Il affirme par ailleurs que les demandes de permis de travail sont parfois mises en attente pendant des mois, tandis que certains demandeurs sont empêchés de déposer leur requête. "Les Nord-Africains sont particulièrement touchés par la 'circulaire du 31 mai', note Nabil Sebti, car ils représentent une forte proportion d'étudiants étrangers dans le pays".

La France est à ce jour, dans le monde, le quatrième pays d'accueil des étudiants étrangers, après les États-Unis, le Royaume-Uni et l'Australie. Mais, selon Nabil Sebti, l’Hexagone risque de perdre sa place au classement à cause du texte de Claude Guéant. "La circulaire a un impact sur la compétitivité et l'attractivité de l'enseignement supérieur en France. Il envoie un message négatif aux étudiants étrangers", explique-t-il.

Cette préoccupation a également été exprimée par la Conférence des grandes écoles (CGE), une association d'établissements d'enseignement supérieur français reconnus par l'État, qui a demandé des explications au ministère de l'Intérieur.

"C'est néfaste pour la réputation culturelle et scientifique de la France dans le monde", dénonce encore Nabil Sebti, soulignant que plusieurs articles sur le sujet ont été publiés dans la presse internationale, y compris le New York Times.

Motivation économique ou stratégie électorale?

En outre, le Collectif du 31-Mai a fait valoir que ces nouvelles règles auront un effet nocif sur une économie française déjà en difficulté. "Les entreprises françaises emploient des étrangers qualifiés afin de s’ouvrir sur les marchés étrangers.
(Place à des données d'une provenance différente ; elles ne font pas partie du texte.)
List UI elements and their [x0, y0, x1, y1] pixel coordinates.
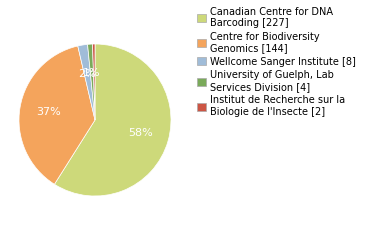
Wedge shape	[19, 46, 95, 184]
Wedge shape	[92, 44, 95, 120]
Wedge shape	[87, 44, 95, 120]
Text: 2%: 2%	[78, 68, 96, 78]
Legend: Canadian Centre for DNA
Barcoding [227], Centre for Biodiversity
Genomics [144],: Canadian Centre for DNA Barcoding [227],…	[195, 5, 358, 119]
Text: 1%: 1%	[83, 68, 101, 78]
Wedge shape	[54, 44, 171, 196]
Wedge shape	[78, 44, 95, 120]
Text: 37%: 37%	[36, 107, 61, 117]
Text: 58%: 58%	[128, 128, 153, 138]
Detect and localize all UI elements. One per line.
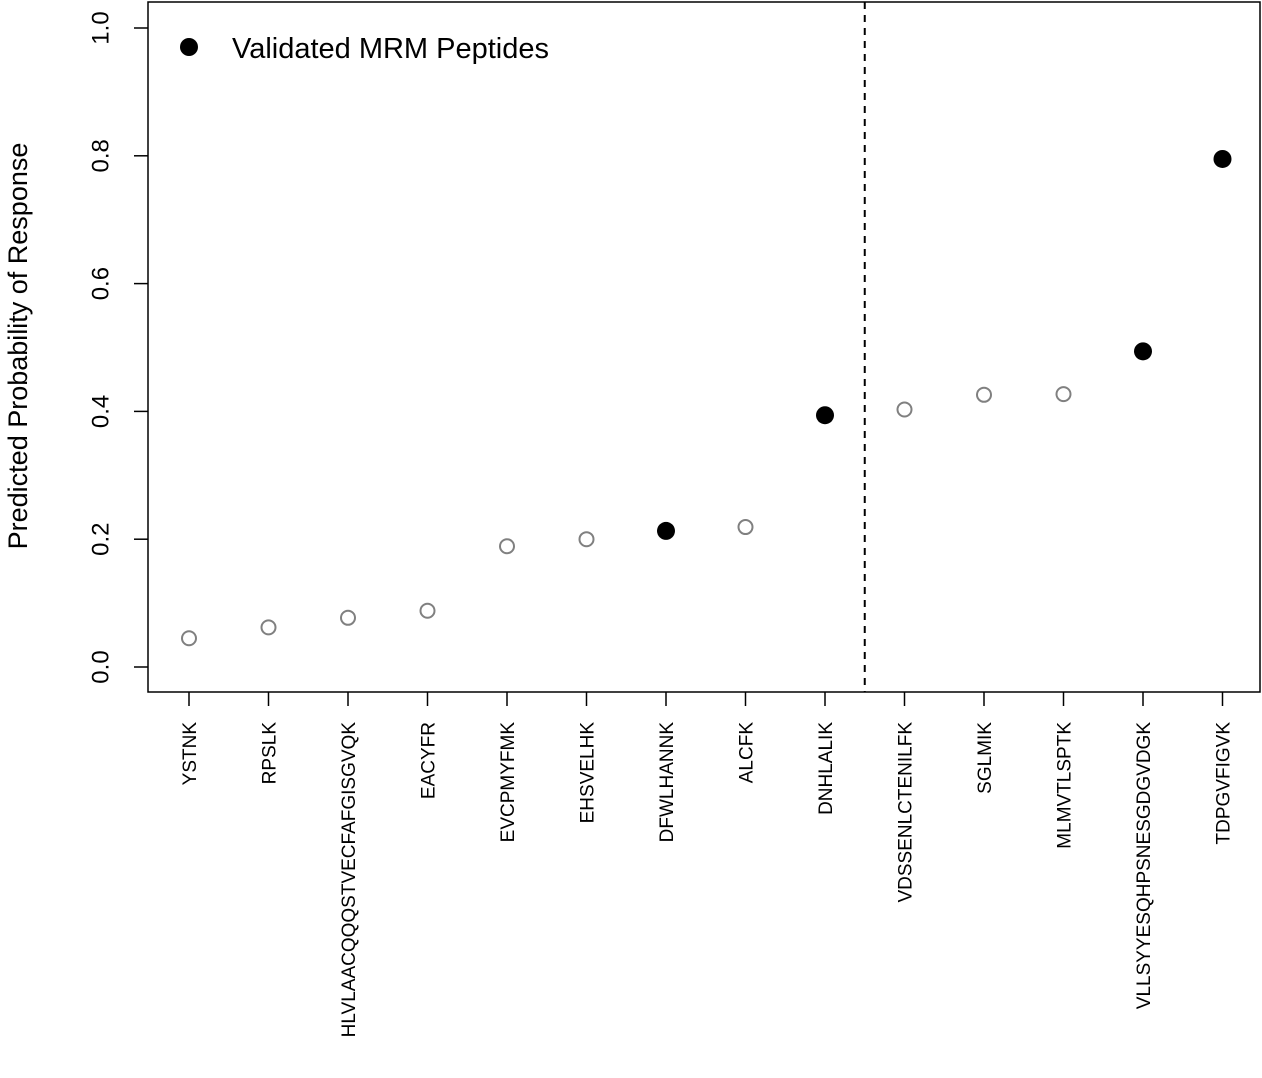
x-tick-label: VDSSENLCTENILFK [896,722,917,903]
x-tick-label: TDPGVFIGVK [1214,722,1235,845]
plot-frame [147,1,1261,693]
y-tick-label: 0.4 [87,395,114,428]
x-tick-label: EHSVELHK [578,722,599,824]
y-tick-label: 0.2 [87,523,114,556]
x-tick-label: ALCFK [737,722,758,784]
x-tick-label: EVCPMYFMK [498,722,519,843]
data-point [896,401,913,418]
legend-marker [180,38,198,56]
validated-point [816,406,834,425]
x-tick-label: SGLMIK [975,722,996,794]
legend-label: Validated MRM Peptides [232,33,549,65]
y-axis-label: Predicted Probability of Response [3,143,33,550]
x-tick-label: MLMVTLSPTK [1055,722,1076,849]
data-point [260,619,277,636]
x-tick-label: HLVLAACQQQSTVECFAFGISGVQK [339,722,360,1038]
y-tick-label: 0.6 [87,267,114,300]
data-point [419,602,436,619]
y-tick-label: 1.0 [87,11,114,44]
validated-point [1213,149,1232,168]
data-point [737,519,754,536]
x-tick-label: VLLSYYESQHPSNESGDGVDGK [1134,722,1155,1010]
x-tick-label: EACYFR [419,722,440,799]
x-tick-label: YSTNK [180,722,201,786]
validated-point [657,521,675,540]
data-point [499,538,515,555]
data-point [1055,386,1072,403]
x-tick-label: DFWLHANNK [657,722,678,843]
x-tick-label: RPSLK [260,722,281,785]
data-point [578,531,595,548]
x-tick-label: DNHLALIK [816,722,837,815]
y-tick-label: 0.8 [87,139,114,172]
data-point [181,630,197,647]
data-point [976,386,992,403]
data-point [340,609,356,626]
validated-point [1134,342,1152,361]
y-tick-label: 0.0 [87,650,114,683]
Ils ont besoin de personnes qui parlent la langue de ces marchés et qui connaissent les codes et la culture", argumente Nabil Sebti. Et d’ajouter : "C’est cette valeur ajoutée qui est menacée par la circulaire Guéant".
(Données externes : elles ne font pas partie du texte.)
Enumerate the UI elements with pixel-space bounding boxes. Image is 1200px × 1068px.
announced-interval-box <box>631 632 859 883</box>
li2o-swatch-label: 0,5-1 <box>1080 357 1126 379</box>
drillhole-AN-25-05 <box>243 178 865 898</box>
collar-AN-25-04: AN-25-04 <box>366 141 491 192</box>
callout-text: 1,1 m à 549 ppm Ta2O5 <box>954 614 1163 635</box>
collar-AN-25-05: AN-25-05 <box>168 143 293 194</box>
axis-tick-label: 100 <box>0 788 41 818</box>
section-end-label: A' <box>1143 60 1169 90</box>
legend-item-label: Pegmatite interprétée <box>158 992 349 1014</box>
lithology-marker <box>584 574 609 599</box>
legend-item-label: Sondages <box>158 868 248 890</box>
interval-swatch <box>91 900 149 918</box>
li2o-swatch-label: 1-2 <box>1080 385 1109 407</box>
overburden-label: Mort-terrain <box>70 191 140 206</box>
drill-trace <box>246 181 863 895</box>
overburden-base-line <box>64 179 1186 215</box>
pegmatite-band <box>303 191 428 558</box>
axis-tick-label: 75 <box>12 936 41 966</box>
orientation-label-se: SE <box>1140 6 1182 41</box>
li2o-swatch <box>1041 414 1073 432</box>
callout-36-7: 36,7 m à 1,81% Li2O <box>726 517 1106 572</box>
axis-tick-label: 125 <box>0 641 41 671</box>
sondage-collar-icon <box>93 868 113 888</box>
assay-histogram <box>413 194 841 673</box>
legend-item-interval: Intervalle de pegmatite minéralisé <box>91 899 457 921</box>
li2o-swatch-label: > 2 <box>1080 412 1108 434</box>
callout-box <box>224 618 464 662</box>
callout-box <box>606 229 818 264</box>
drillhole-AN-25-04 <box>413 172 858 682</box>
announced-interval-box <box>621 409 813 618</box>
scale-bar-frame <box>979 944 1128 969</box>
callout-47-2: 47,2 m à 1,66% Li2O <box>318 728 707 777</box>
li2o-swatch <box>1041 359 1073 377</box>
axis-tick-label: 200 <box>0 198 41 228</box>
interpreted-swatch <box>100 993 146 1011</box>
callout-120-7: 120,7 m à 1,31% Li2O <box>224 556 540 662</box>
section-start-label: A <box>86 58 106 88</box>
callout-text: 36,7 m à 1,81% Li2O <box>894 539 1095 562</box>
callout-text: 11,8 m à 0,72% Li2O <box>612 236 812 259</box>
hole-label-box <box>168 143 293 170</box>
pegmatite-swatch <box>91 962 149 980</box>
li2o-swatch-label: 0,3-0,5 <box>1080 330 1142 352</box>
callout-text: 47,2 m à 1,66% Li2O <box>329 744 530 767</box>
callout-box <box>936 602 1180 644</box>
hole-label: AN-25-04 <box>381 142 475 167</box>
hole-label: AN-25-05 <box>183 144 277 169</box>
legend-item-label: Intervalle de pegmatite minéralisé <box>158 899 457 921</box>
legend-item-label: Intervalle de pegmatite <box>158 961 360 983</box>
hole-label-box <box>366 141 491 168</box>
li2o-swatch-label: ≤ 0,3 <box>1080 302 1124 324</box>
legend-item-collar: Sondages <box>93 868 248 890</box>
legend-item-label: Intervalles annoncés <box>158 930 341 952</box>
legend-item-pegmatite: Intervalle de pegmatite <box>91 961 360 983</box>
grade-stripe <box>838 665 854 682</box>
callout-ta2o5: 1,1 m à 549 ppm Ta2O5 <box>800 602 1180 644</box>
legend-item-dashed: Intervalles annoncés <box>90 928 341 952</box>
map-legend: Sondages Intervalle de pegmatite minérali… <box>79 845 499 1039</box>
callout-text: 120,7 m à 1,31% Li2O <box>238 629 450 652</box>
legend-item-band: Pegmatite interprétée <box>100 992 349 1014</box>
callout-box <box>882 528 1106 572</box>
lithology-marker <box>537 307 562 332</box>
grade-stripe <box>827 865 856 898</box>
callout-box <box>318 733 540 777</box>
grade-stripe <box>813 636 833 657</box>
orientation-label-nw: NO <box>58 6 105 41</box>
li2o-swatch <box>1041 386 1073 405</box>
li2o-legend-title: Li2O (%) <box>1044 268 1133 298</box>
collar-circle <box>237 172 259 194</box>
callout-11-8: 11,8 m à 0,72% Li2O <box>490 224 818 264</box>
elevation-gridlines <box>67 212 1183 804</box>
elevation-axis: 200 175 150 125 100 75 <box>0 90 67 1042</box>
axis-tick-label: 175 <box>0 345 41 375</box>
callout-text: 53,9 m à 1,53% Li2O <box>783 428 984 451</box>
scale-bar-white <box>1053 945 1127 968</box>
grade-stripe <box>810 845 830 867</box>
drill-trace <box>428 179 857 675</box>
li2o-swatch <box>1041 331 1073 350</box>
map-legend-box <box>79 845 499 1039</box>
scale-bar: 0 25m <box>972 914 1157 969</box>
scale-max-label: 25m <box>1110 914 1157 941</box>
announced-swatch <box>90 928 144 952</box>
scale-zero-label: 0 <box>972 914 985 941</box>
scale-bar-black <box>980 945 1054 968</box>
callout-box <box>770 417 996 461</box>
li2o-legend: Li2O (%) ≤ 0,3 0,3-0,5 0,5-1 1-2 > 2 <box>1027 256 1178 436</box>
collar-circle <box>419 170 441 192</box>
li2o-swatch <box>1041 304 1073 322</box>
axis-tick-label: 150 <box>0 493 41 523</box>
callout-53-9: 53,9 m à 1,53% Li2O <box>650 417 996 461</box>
De son côté, le ministère de l'Intérieur persiste et signe. Claude Guéant a récemment estimé que les étudiants étrangers "viennent en France pour étudier" et "non pas pour détourner leur statut et arriver sur le marché du travail".

Si le premier objectif de la circulaire est de combattre le chômage en France (en libérant des emplois précédemment ouverts aux étrangers), les diplômés étrangers comme Nabil Sebti restent sceptiques. "Franchement, la plupart des chômeurs en France ne sont pas qualifiés pour les postes qui concernent les diplômés étrangers", explique-t-il.

À l’instar d’autres critiques de la circulaire, il pense que cette décision fait partie d’une stratégie électorale élaborée par le président Nicolas Sarkozy, à quelques mois de la présidentielle de 2012. "Cette manœuvre est un appel du pied aux électeurs du Front national et aux chômeurs qui pensent que ce nouveau système va les aider".

En attendant, les étudiants étrangers dont les demandes de permis de travail ont été refusées se trouvent confrontés à un choix simple : contester la décision des autorités ou quitter la France. Nizar, quant à lui, a engagé un avocat pour obtenir gain de cause, et ce avec le soutien d'Altran, la société qui lui avait proposé un contrat.

"Mais je ne suis pas optimiste, confie-t-il. Je suis en train de postuler à des emplois au Canada, tout en sachant que je pourrais finir par rentrer en Algérie".